2011年に三遊亭円丈に入門、円丈の死後は三遊亭天どん門下となり、2023年3月16日、15人抜きで真打に昇進した落語家・三遊亭わん丈。27歳という年齢でバンドマンから落語家へと転身した彼の「THE CHANGE」とは?【第1回/全2回】

三遊亭わん丈 撮影/貴田茂和

 真打昇進を告げられたときのことは、時間まで覚えてますよ。2023年3月16日の木曜日、昼2時過ぎに、今の師匠の三遊亭天どんから電話で連絡を受けました。後になってから、15人抜きの抜擢と聞かされましたが、そのときは数とかは分からなかったです。

 まさか私が抜擢で真打に昇進できるとは、想像もしていませんでした。二つ目の噺家というのは、もう前座じゃないけど真打じゃないっていう、大学生みたいな立場です。この期間をもう少し楽しみたかったな、とも思いました。

 ましてやウチは寄席に多く出られる一門でもないですし、私のことなんか誰も見ていないだろうって、思っていましたから。

 私の人生の転機は、落語に出あって、三遊亭円丈に入門したことです。28歳のときでした。
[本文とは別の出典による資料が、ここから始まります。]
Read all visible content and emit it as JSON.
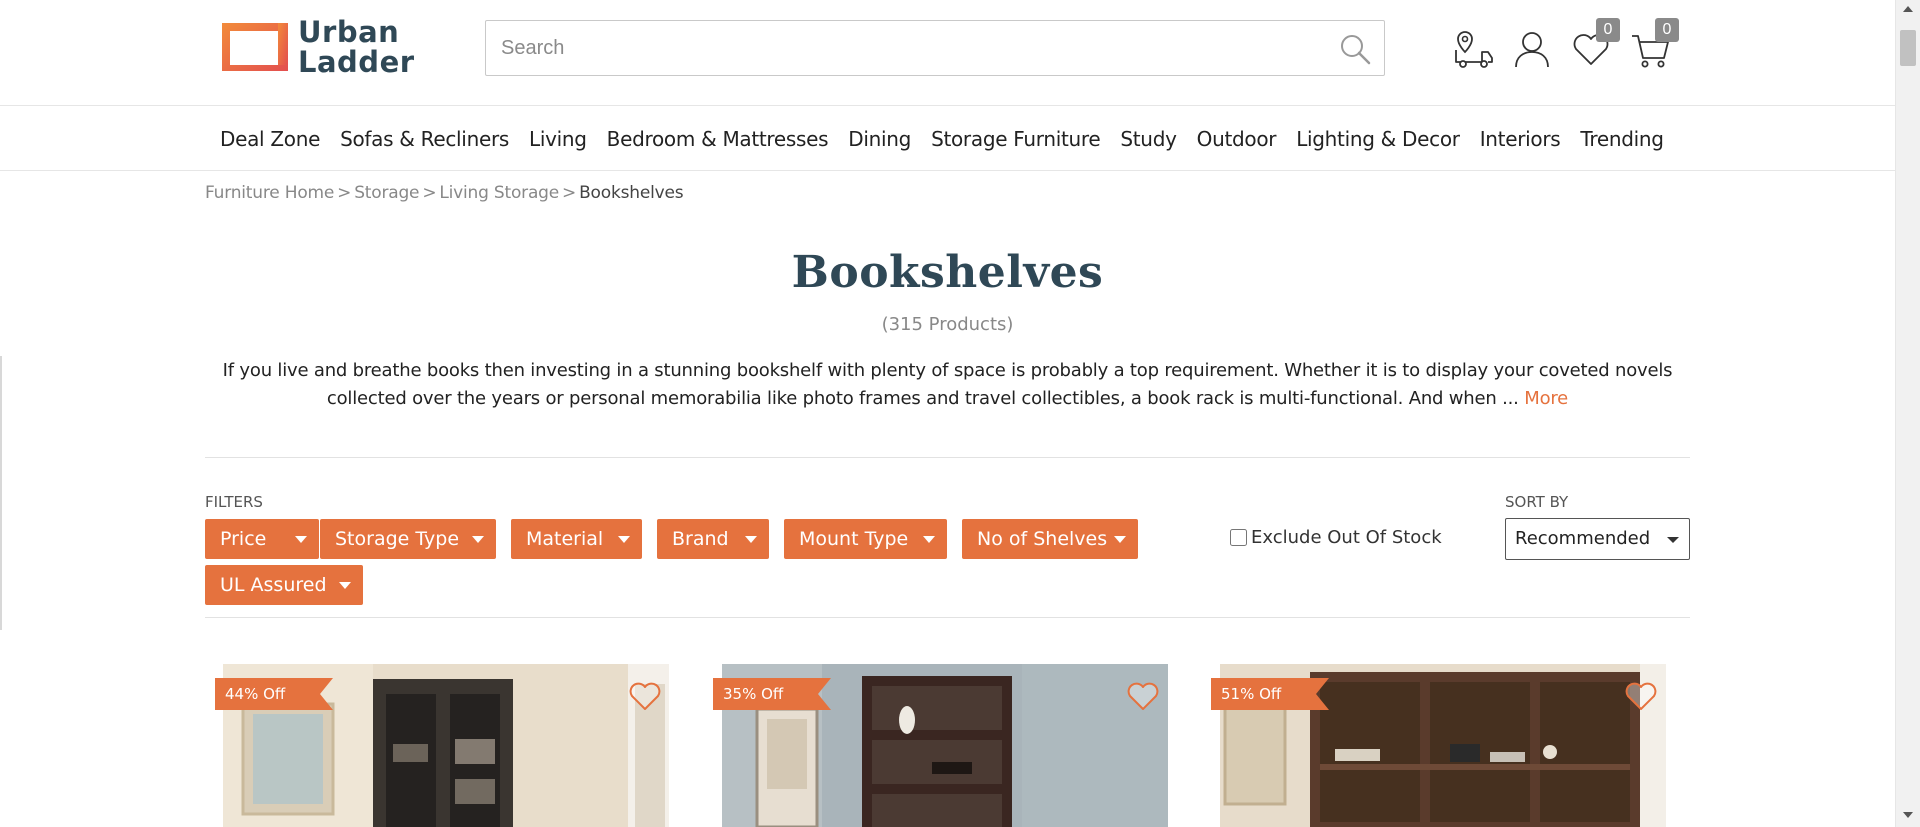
{
  "header": {
    "logo_line1": "Urban",
    "logo_line2": "Ladder",
    "logo_color": "#e5723e",
    "search_placeholder": "Search",
    "wishlist_count": "0",
    "cart_count": "0",
    "icons": [
      "track-order-icon",
      "account-icon",
      "wishlist-heart-icon",
      "cart-icon",
      "search-icon"
    ]
  },
  "nav": {
    "items": [
      "Deal Zone",
      "Sofas & Recliners",
      "Living",
      "Bedroom & Mattresses",
      "Dining",
      "Storage Furniture",
      "Study",
      "Outdoor",
      "Lighting & Decor",
      "Interiors",
      "Trending"
    ]
  },
  "breadcrumb": {
    "items": [
      "Furniture Home",
      "Storage",
      "Living Storage"
    ],
    "separator": ">",
    "current": "Bookshelves"
  },
  "page": {
    "title": "Bookshelves",
    "count": "(315 Products)",
    "description": "If you live and breathe books then investing in a stunning bookshelf with plenty of space is probably a top requirement. Whether it is to display your coveted novels collected over the years or personal memorabilia like photo frames and travel collectibles, a book rack is multi-functional. And when ...",
    "more_label": "More"
  },
  "filters": {
    "label": "FILTERS",
    "buttons": [
      "Price",
      "Storage Type",
      "Material",
      "Brand",
      "Mount Type",
      "No of Shelves",
      "UL Assured"
    ],
    "exclude_out_of_stock": "Exclude Out Of Stock",
    "exclude_checked": false
  },
  "sort": {
    "label": "SORT BY",
    "selected": "Recommended"
  },
  "products": [
    {
      "discount": "44% Off"
    },
    {
      "discount": "35% Off"
    },
    {
      "discount": "51% Off"
    }
  ],
  "colors": {
    "accent": "#e5723e",
    "title": "#2f4856",
    "muted": "#888888"
  }
}
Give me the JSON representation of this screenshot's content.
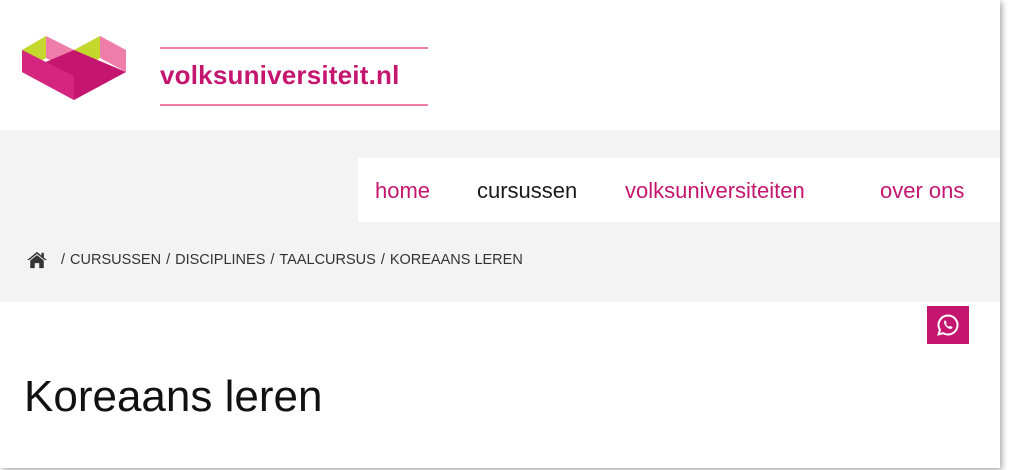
{
  "brand": {
    "name": "volksuniversiteit.nl"
  },
  "nav": {
    "items": [
      {
        "label": "home",
        "active": false
      },
      {
        "label": "cursussen",
        "active": true
      },
      {
        "label": "volksuniversiteiten",
        "active": false
      },
      {
        "label": "over ons",
        "active": false
      }
    ]
  },
  "breadcrumb": {
    "home_icon": "home-icon",
    "separator": "/",
    "items": [
      "CURSUSSEN",
      "DISCIPLINES",
      "TAALCURSUS",
      "KOREAANS LEREN"
    ]
  },
  "share": {
    "icon": "whatsapp-icon"
  },
  "page": {
    "title": "Koreaans leren"
  },
  "colors": {
    "brand_pink": "#c5166f",
    "light_pink": "#ee7ea9",
    "lime": "#c3d72d",
    "band_grey": "#f3f3f3"
  }
}
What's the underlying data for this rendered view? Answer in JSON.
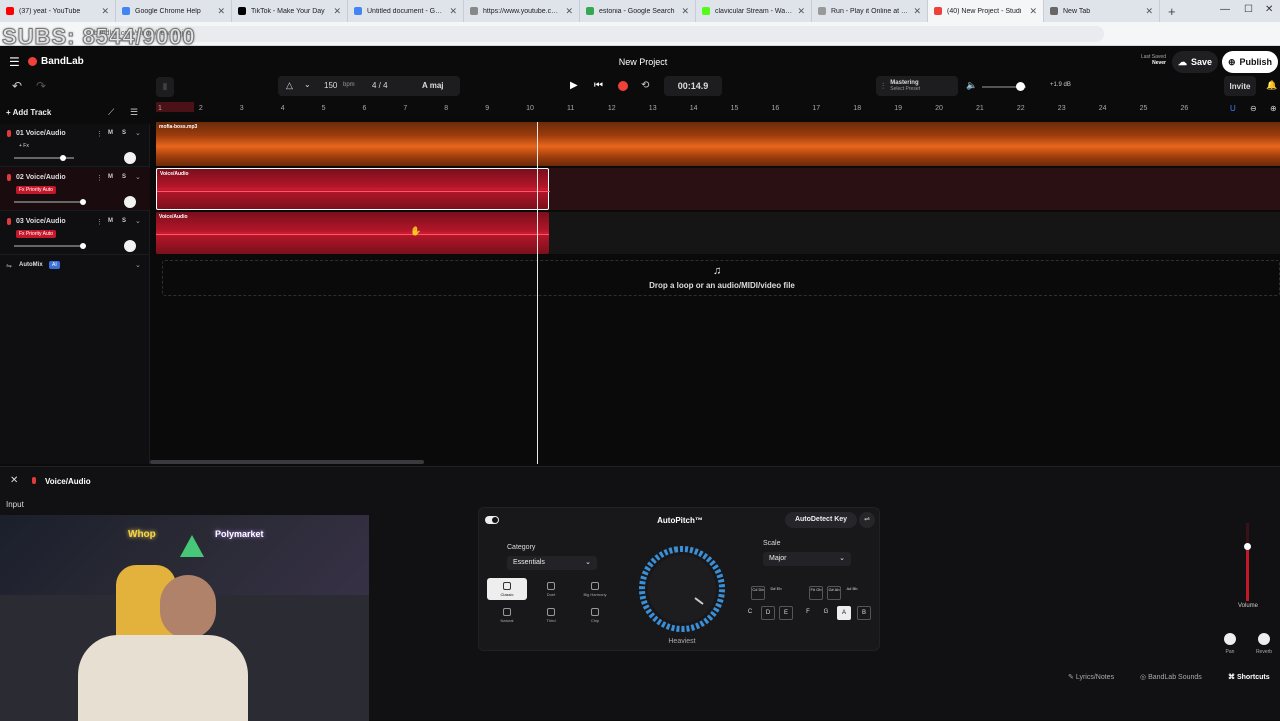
{
  "browser": {
    "tabs": [
      {
        "title": "(37) yeat - YouTube",
        "color": "#ff0000"
      },
      {
        "title": "Google Chrome Help",
        "color": "#4285f4"
      },
      {
        "title": "TikTok - Make Your Day",
        "color": "#000000"
      },
      {
        "title": "Untitled document - Google",
        "color": "#4285f4"
      },
      {
        "title": "https://www.youtube.com/...",
        "color": "#888888"
      },
      {
        "title": "estonia - Google Search",
        "color": "#34a853"
      },
      {
        "title": "clavicular Stream - Watch Li",
        "color": "#53fc18"
      },
      {
        "title": "Run - Play it Online at Cool",
        "color": "#999999"
      },
      {
        "title": "(40) New Project - Studi",
        "color": "#f0403a"
      },
      {
        "title": "New Tab",
        "color": "#666666"
      }
    ],
    "url": "bandlab.com/studio/new project",
    "watermark": "SUBS: 8544/9000"
  },
  "header": {
    "brand": "BandLab",
    "project_title": "New Project",
    "last_saved_label": "Last Saved",
    "last_saved_value": "Never",
    "save_label": "Save",
    "publish_label": "Publish"
  },
  "toolbar": {
    "bpm": "150",
    "bpm_unit": "bpm",
    "time_sig": "4 / 4",
    "key": "A maj",
    "time": "00:14.9",
    "mastering_label": "Mastering",
    "mastering_preset": "Select Preset",
    "volume_db": "+1.9 dB",
    "invite_label": "Invite",
    "add_track_label": "Add Track"
  },
  "tracks": [
    {
      "name": "01  Voice/Audio",
      "fx": "+ Fx",
      "fx_active": false
    },
    {
      "name": "02  Voice/Audio",
      "fx": "Fx Priority Auto",
      "fx_active": true
    },
    {
      "name": "03  Voice/Audio",
      "fx": "Fx Priority Auto",
      "fx_active": true
    }
  ],
  "automix_label": "AutoMix",
  "automix_badge": "AI",
  "ruler_ticks": [
    "1",
    "2",
    "3",
    "4",
    "5",
    "6",
    "7",
    "8",
    "9",
    "10",
    "11",
    "12",
    "13",
    "14",
    "15",
    "16",
    "17",
    "18",
    "19",
    "20",
    "21",
    "22",
    "23",
    "24",
    "25",
    "26"
  ],
  "clips": {
    "track1": "mofia-boss.mp3",
    "track2": "Voice/Audio",
    "track3": "Voice/Audio"
  },
  "dropzone_text": "Drop a loop or an audio/MIDI/video file",
  "editor": {
    "title": "Voice/Audio",
    "input_label": "Input",
    "autopitch_title": "AutoPitch™",
    "autodetect_label": "AutoDetect Key",
    "category_label": "Category",
    "category_value": "Essentials",
    "modes": [
      "Classic",
      "Duet",
      "Big Harmony",
      "Natural",
      "Third",
      "Chip"
    ],
    "dial_label": "Heaviest",
    "scale_label": "Scale",
    "scale_value": "Major",
    "sharps": [
      "C# Db",
      "D# Eb",
      "F# Gb",
      "G# Ab",
      "A# Bb"
    ],
    "naturals": [
      "C",
      "D",
      "E",
      "F",
      "G",
      "A",
      "B"
    ],
    "volume_label": "Volume",
    "pan_label": "Pan",
    "reverb_label": "Reverb",
    "lyrics_label": "Lyrics/Notes",
    "sounds_label": "BandLab Sounds",
    "shortcuts_label": "Shortcuts"
  },
  "webcam": {
    "sign1": "Whop",
    "sign2": "Polymarket"
  },
  "colors": {
    "accent": "#f0403a",
    "track1": "#e8661c",
    "track2": "#c4182a"
  }
}
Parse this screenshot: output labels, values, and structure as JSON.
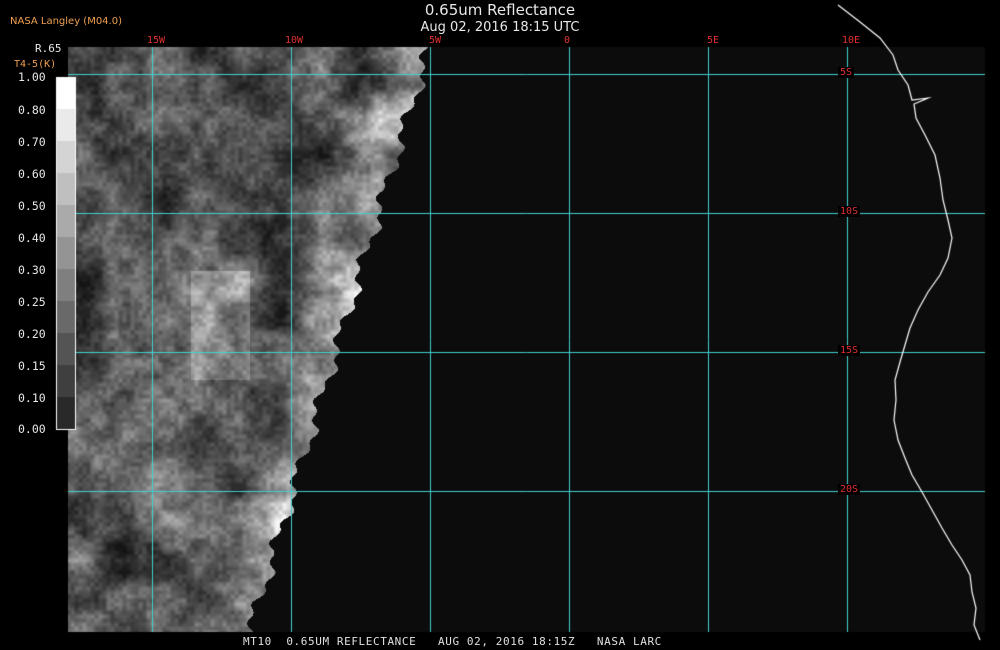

 それまでは、北九州の大学を卒業してから、ロックバンドのボーカルをやったり、音楽関係の仕事をしていました。パチンコで食いつないだりしながらも、音楽の仕事でメシが食えるようになってきたのですが、同時に「これで頭打ちかも」という気分になってきたんですよね。

 そこで、歌って話せるタレントになりたいと思って、東京の老舗の芸能事務所にデモテープと資料を送ると、話を聞いてもらえることになりました。

 そこで、「あなたは自分に向いている世界を見つけて入れば、その中でなんとかなると思います。ただ今のところ、入り口となる芸がない」と、ご指摘いただいたんです。